Jesus differentiated the Father, Son, and Holy Spirit. Why should we not do it also? Why all the fuss about the Trinity? 

Those who promote the Trinity seem to put the cart before the horse. Some have even said that when Jesus offers up the kingdom to the Father then He will take His place on the Father’s throne.

The word of God says, And when all things are subjected to Him, then the Son Himself also will be subjected to the One who subjected all things to Him, that God may be all in all, 1 Corinthians 15:28. 

To counteract this they say for a son to sit at the right hand of his father means he will take his father’s place. They say that means Jesus will take His Father’s seat at the end. But the word doesn’t say that. It says what I just wrote, the Son will subject Himself to the Father, that God may be all in all.

Yes, the Father and Son are one, and so also are my wife and I one. And every believer is one with the Father, Son, and all other believers. We are all one, the Father, the Son, and every believer; that is, assuming the Father answered the Son’s prayer.

John 17:20-21,

20 “I do not ask in behalf of these alone, but for those also who believe in Me through their word; 

21 that they may all be one; even as Thou, Father, art in Me, and I in Thee, that they also may be in Us; that the world may believe that Thou didst send Me.”

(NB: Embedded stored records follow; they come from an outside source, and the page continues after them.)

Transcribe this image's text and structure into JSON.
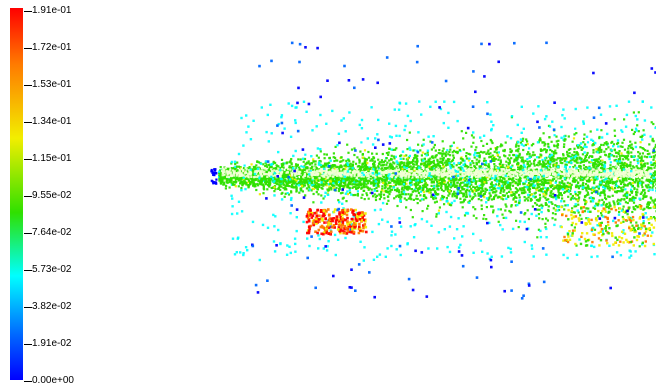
{
  "colorbar": {
    "ticks": [
      "1.91e-01",
      "1.72e-01",
      "1.53e-01",
      "1.34e-01",
      "1.15e-01",
      "9.55e-02",
      "7.64e-02",
      "5.73e-02",
      "3.82e-02",
      "1.91e-02",
      "0.00e+00"
    ],
    "colors": {
      "max": "#ff0000",
      "high": "#ff7a00",
      "mid_high": "#f2ee00",
      "mid": "#2fe000",
      "mid_low": "#00ffff",
      "low": "#0066ff",
      "min": "#0000ff"
    }
  }
}
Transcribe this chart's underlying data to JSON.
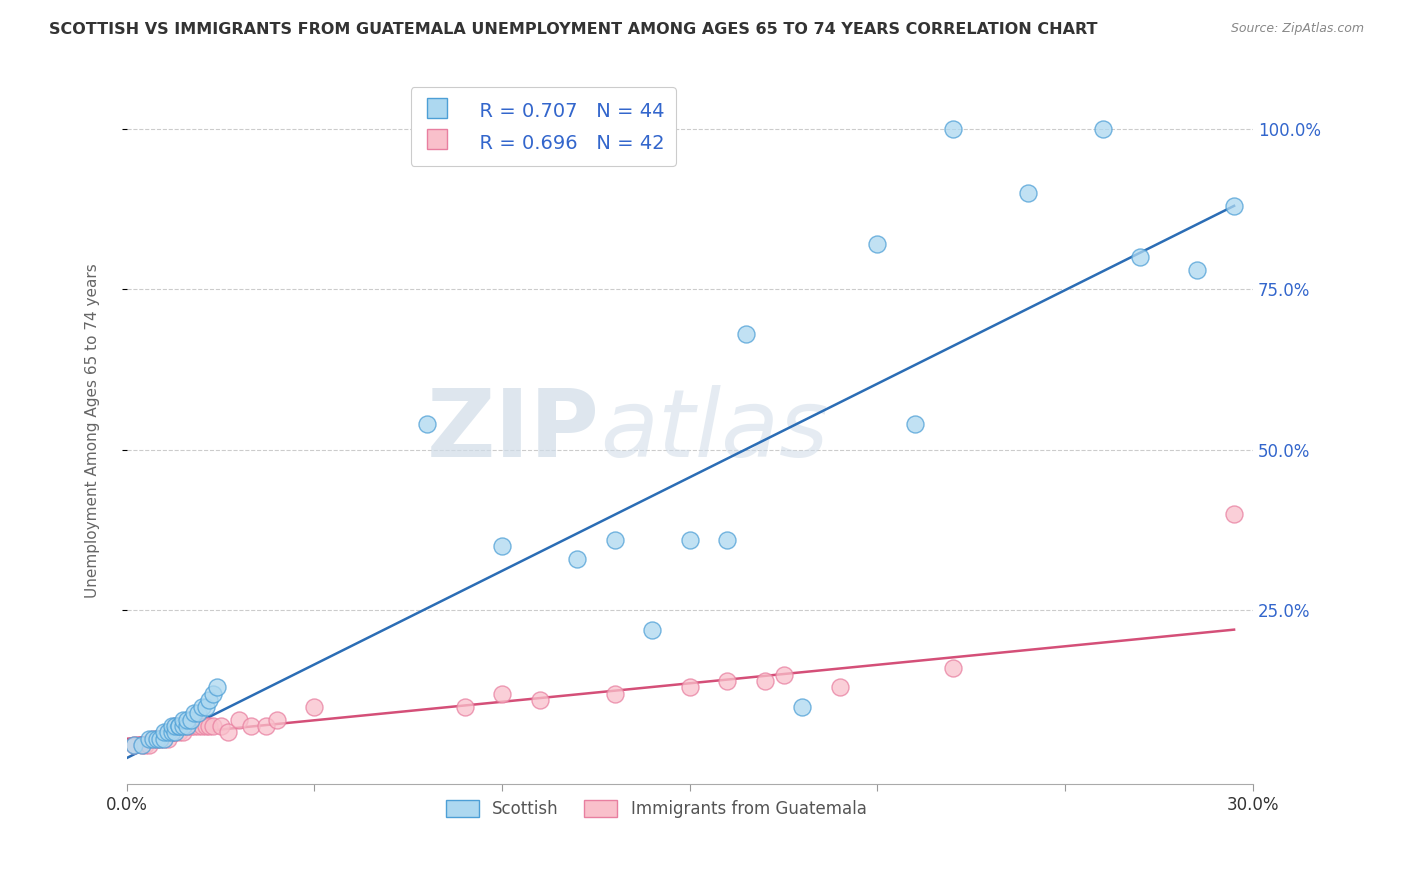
{
  "title": "SCOTTISH VS IMMIGRANTS FROM GUATEMALA UNEMPLOYMENT AMONG AGES 65 TO 74 YEARS CORRELATION CHART",
  "source": "Source: ZipAtlas.com",
  "ylabel": "Unemployment Among Ages 65 to 74 years",
  "xlim": [
    0.0,
    0.3
  ],
  "ylim": [
    -0.02,
    1.08
  ],
  "xticks": [
    0.0,
    0.05,
    0.1,
    0.15,
    0.2,
    0.25,
    0.3
  ],
  "ytick_labels": [
    "100.0%",
    "75.0%",
    "50.0%",
    "25.0%"
  ],
  "yticks": [
    1.0,
    0.75,
    0.5,
    0.25
  ],
  "blue_R": 0.707,
  "blue_N": 44,
  "pink_R": 0.696,
  "pink_N": 42,
  "blue_color": "#add8f0",
  "pink_color": "#f9c0cb",
  "blue_edge_color": "#4d9fd6",
  "pink_edge_color": "#e87fa0",
  "blue_line_color": "#2b6db5",
  "pink_line_color": "#d44f78",
  "legend_label_blue": "Scottish",
  "legend_label_pink": "Immigrants from Guatemala",
  "watermark_zip": "ZIP",
  "watermark_atlas": "atlas",
  "blue_x": [
    0.002,
    0.004,
    0.006,
    0.007,
    0.008,
    0.009,
    0.01,
    0.01,
    0.011,
    0.012,
    0.012,
    0.013,
    0.013,
    0.014,
    0.014,
    0.015,
    0.015,
    0.016,
    0.016,
    0.017,
    0.018,
    0.019,
    0.02,
    0.021,
    0.022,
    0.023,
    0.024,
    0.08,
    0.1,
    0.12,
    0.13,
    0.14,
    0.15,
    0.16,
    0.165,
    0.18,
    0.2,
    0.21,
    0.22,
    0.24,
    0.26,
    0.27,
    0.285,
    0.295
  ],
  "blue_y": [
    0.04,
    0.04,
    0.05,
    0.05,
    0.05,
    0.05,
    0.05,
    0.06,
    0.06,
    0.06,
    0.07,
    0.06,
    0.07,
    0.07,
    0.07,
    0.07,
    0.08,
    0.07,
    0.08,
    0.08,
    0.09,
    0.09,
    0.1,
    0.1,
    0.11,
    0.12,
    0.13,
    0.54,
    0.35,
    0.33,
    0.36,
    0.22,
    0.36,
    0.36,
    0.68,
    0.1,
    0.82,
    0.54,
    1.0,
    0.9,
    1.0,
    0.8,
    0.78,
    0.88
  ],
  "pink_x": [
    0.002,
    0.004,
    0.005,
    0.006,
    0.007,
    0.008,
    0.009,
    0.01,
    0.011,
    0.011,
    0.012,
    0.012,
    0.013,
    0.013,
    0.014,
    0.015,
    0.016,
    0.017,
    0.018,
    0.019,
    0.02,
    0.021,
    0.022,
    0.023,
    0.025,
    0.027,
    0.03,
    0.033,
    0.037,
    0.04,
    0.05,
    0.09,
    0.1,
    0.11,
    0.13,
    0.15,
    0.16,
    0.17,
    0.175,
    0.19,
    0.22,
    0.295
  ],
  "pink_y": [
    0.04,
    0.04,
    0.04,
    0.04,
    0.05,
    0.05,
    0.05,
    0.05,
    0.05,
    0.06,
    0.06,
    0.06,
    0.06,
    0.07,
    0.06,
    0.06,
    0.07,
    0.07,
    0.07,
    0.07,
    0.07,
    0.07,
    0.07,
    0.07,
    0.07,
    0.06,
    0.08,
    0.07,
    0.07,
    0.08,
    0.1,
    0.1,
    0.12,
    0.11,
    0.12,
    0.13,
    0.14,
    0.14,
    0.15,
    0.13,
    0.16,
    0.4
  ],
  "blue_trend_x": [
    0.0,
    0.295
  ],
  "blue_trend_y": [
    0.02,
    0.88
  ],
  "pink_trend_x": [
    0.0,
    0.295
  ],
  "pink_trend_y": [
    0.05,
    0.22
  ]
}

Again I ask, Jesus differentiated the Father, Son, and Holy Spirit. Why should we not do it also?

[May I interject one thing here? Many today are looking for the end times, to the extent they are wasting the present. Rather than study about the end times, I believe we would do well to study our everyday walk with Jesus. We do not belong to ourselves; we are God’s workmanship, created in Jesus for good works, which God prepared beforehand so that we would walk in them. We must be about our Father’s business.]